Friday, March 15, 2013
The Governess Affair
Hugo Marshall has spent his whole life proving himself worthwhile and is determined to make it big one day so he enters an agreement with the Duke of Clermont. He will make Clermont profitable and in return he is due a very large sum of money so his number one priority is ensuring that no one make the very wealthy Duchess of Clermont so angry she withdraws her husbands funds. Serena Barton was raped by the Duke while she was working as a housemaid and after finding herself pregnant she goes to the Duke looking for what is owed to her and encounters Hugo instead. Hugo is determined to get rid of this woman who threatens all of his plans, but he cannot help but be sympathetic to her plight and angry at his employer for getting into this situation. While she camps outside the Duke's townhouse, Hugo finds himself going out to meet her and admiring her stalwart determination even while he plots against her and her sister. Only when the full truth of what happened to her, and the consequences of it, are presented does he truly realize what he is doing is wrong and he decides to marry Serena. While not the most auspicious start to a relationship the two get on well and manage to forge a relationship away from the duke.

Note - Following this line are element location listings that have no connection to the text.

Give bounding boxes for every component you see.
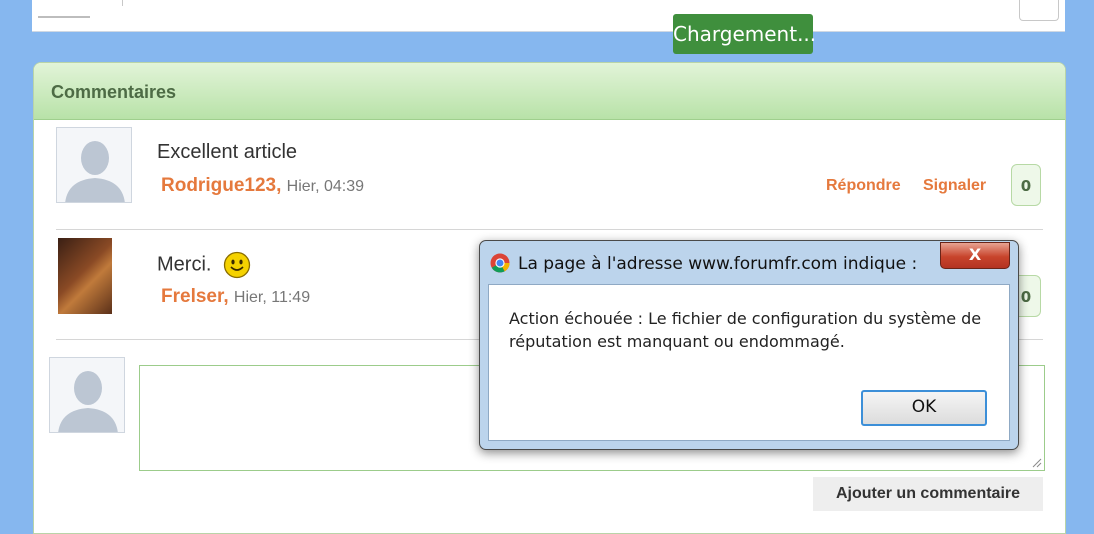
author-separator: , <box>276 175 282 196</box>
comment-author-link[interactable]: Rodrigue123 <box>161 175 276 196</box>
dialog-message: Action échouée : Le fichier de configura… <box>509 309 982 351</box>
ok-button[interactable]: OK <box>861 390 987 426</box>
dialog-body: Action échouée : Le fichier de configura… <box>488 284 1010 441</box>
loading-badge: Chargement... <box>673 14 816 54</box>
add-comment-button[interactable]: Ajouter un commentaire <box>813 477 1043 511</box>
top-toolbar-strip <box>32 0 1065 32</box>
comment-timestamp: Hier, 11:49 <box>233 289 311 306</box>
user-avatar-photo[interactable] <box>58 238 112 314</box>
toolbar-box[interactable] <box>1019 0 1059 21</box>
dialog-titlebar[interactable]: La page à l'adresse www.forumfr.com indi… <box>480 241 1018 283</box>
smiley-icon <box>223 251 251 279</box>
comment-author-link[interactable]: Frelser <box>161 286 223 307</box>
report-link[interactable]: Signaler <box>923 177 986 195</box>
toolbar-separator <box>122 0 123 6</box>
comment-author-line: Frelser, Hier, 11:49 <box>161 286 310 308</box>
comment-author-line: Rodrigue123, Hier, 04:39 <box>161 175 364 197</box>
comment-divider <box>56 229 1043 230</box>
comments-panel-header <box>34 63 1065 120</box>
chrome-icon <box>490 253 510 273</box>
comment-text-content: Merci. <box>157 253 212 276</box>
user-silhouette-icon <box>50 358 124 432</box>
close-button[interactable]: X <box>940 242 1010 269</box>
resize-grip-icon[interactable] <box>1032 458 1042 468</box>
comment-text: Merci. <box>157 251 251 279</box>
alert-dialog: La page à l'adresse www.forumfr.com indi… <box>479 240 1019 450</box>
comment-text: Excellent article <box>157 141 298 163</box>
user-silhouette-icon <box>57 128 131 202</box>
reputation-count-badge[interactable]: 0 <box>1011 164 1041 206</box>
author-separator: , <box>223 286 229 307</box>
current-user-avatar <box>49 357 125 433</box>
toolbar-line <box>38 16 90 18</box>
user-avatar-placeholder[interactable] <box>56 127 132 203</box>
comment-timestamp: Hier, 04:39 <box>286 178 365 195</box>
panel-title: Commentaires <box>51 82 177 102</box>
dialog-title: La page à l'adresse www.forumfr.com indi… <box>518 254 918 274</box>
reply-link[interactable]: Répondre <box>826 177 901 195</box>
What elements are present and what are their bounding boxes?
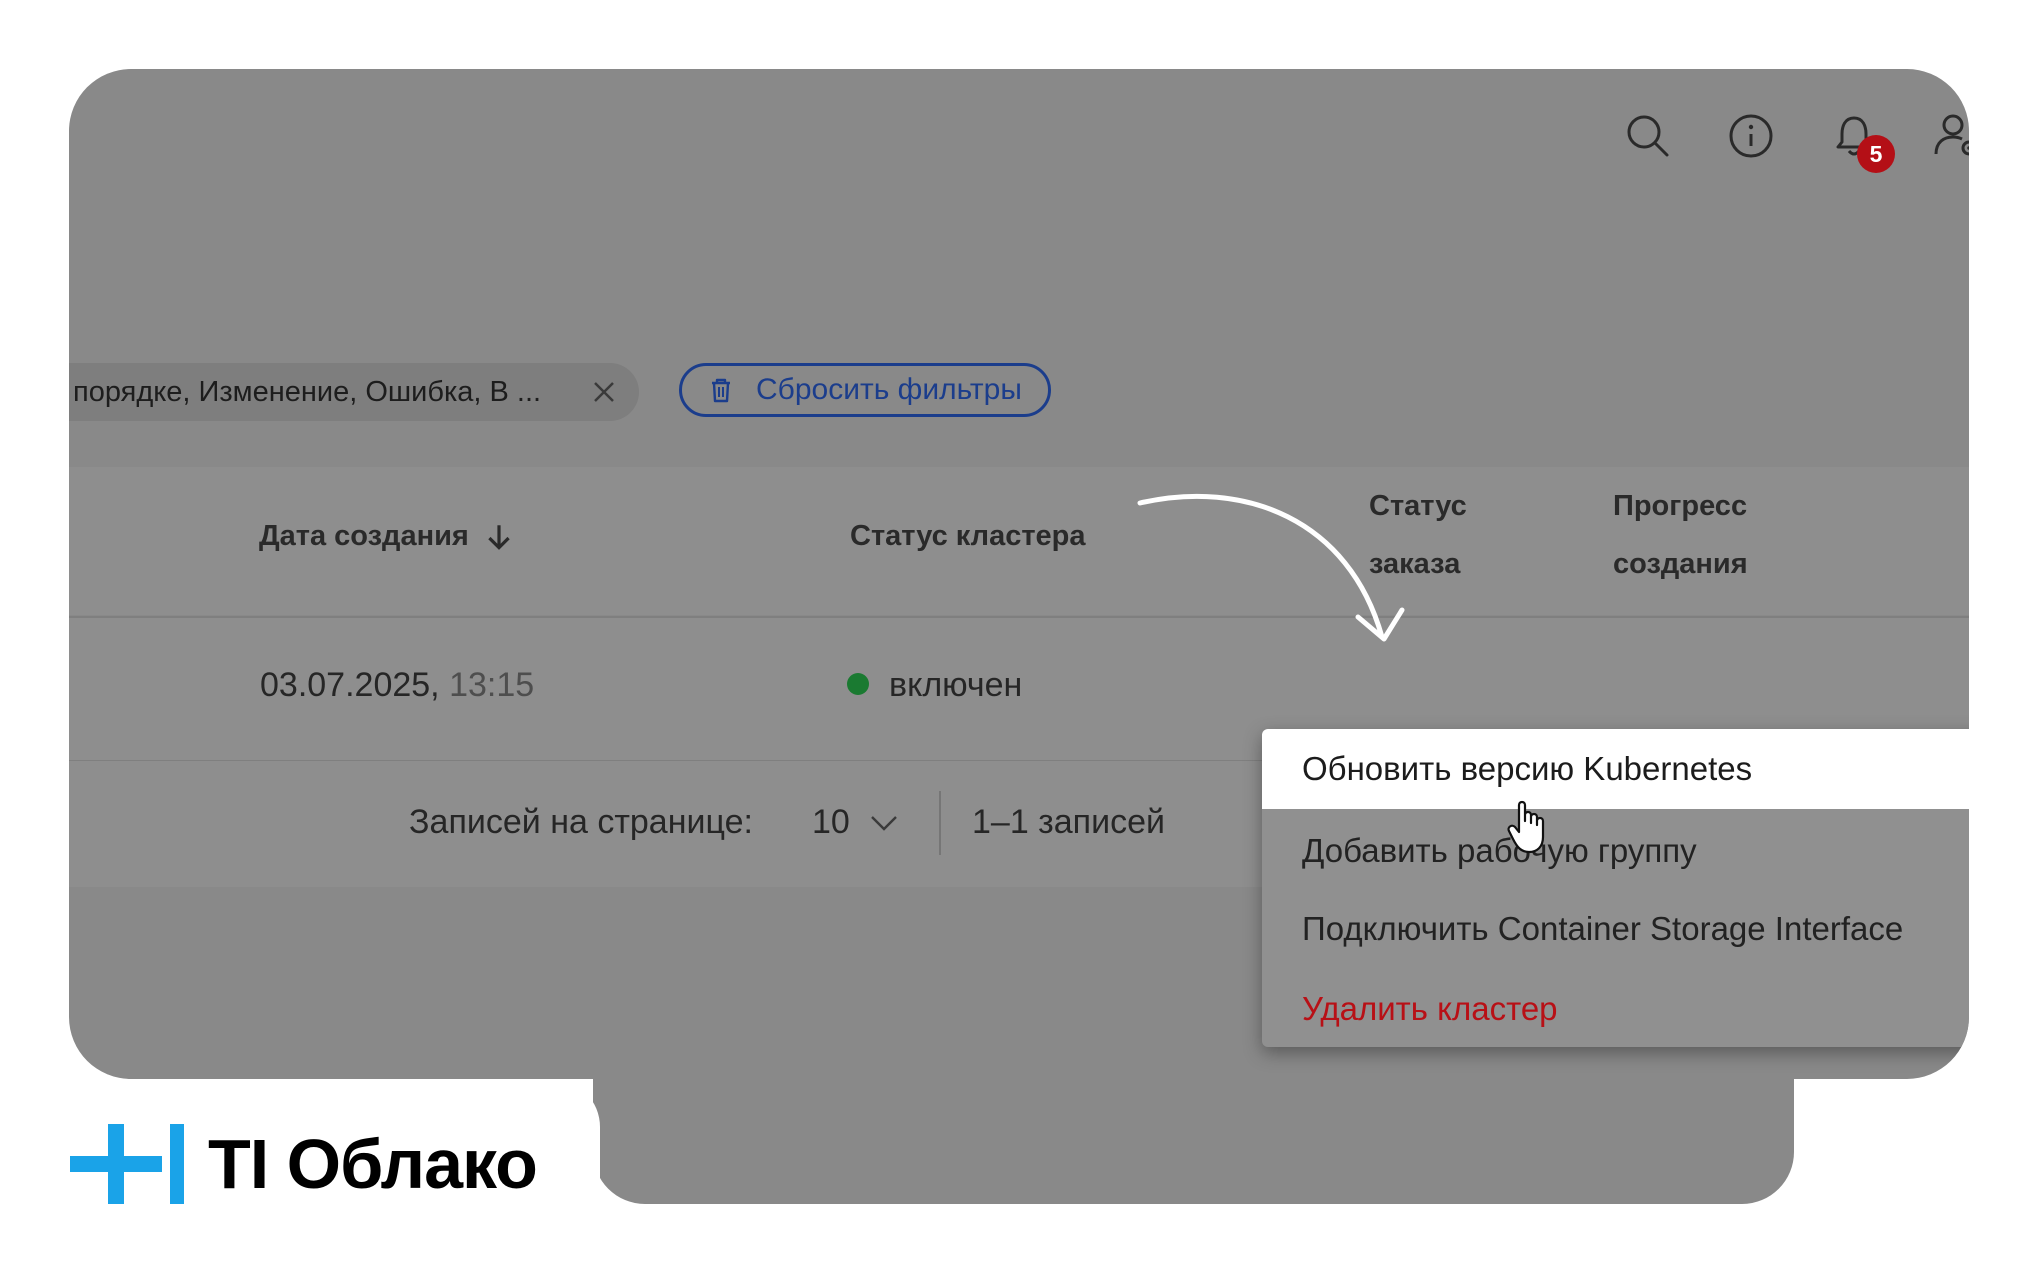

This novella intrigued me at first but when it became clear what had happened between Clermont and Serena I became increasingly incensed that Hugo continued to display such ruthless tactics against her. While she didn't confirm his beliefs, namely that Clermont had raped her, he strongly suspected it and that really made his actions completely despicable. I could not understand how Serena could fall for him under those circumstances, and the things he threatened to do were truly quite awful even if they didn't constitute physical harm, and made a relationship between them hard to stomach. Serena was an intriguing mix of juxtapositions as she was strong and vulnerable, smart and yet horribly naive at the same time, and it was really these qualities that made her so realistic. Hugo's background was supposed to explain his actions, but I was not buying and it did not redeem him at all in my eyes. There was no sex in this book, but the writing was wonderful as always, full of emotion and I was really drawn into what was happening.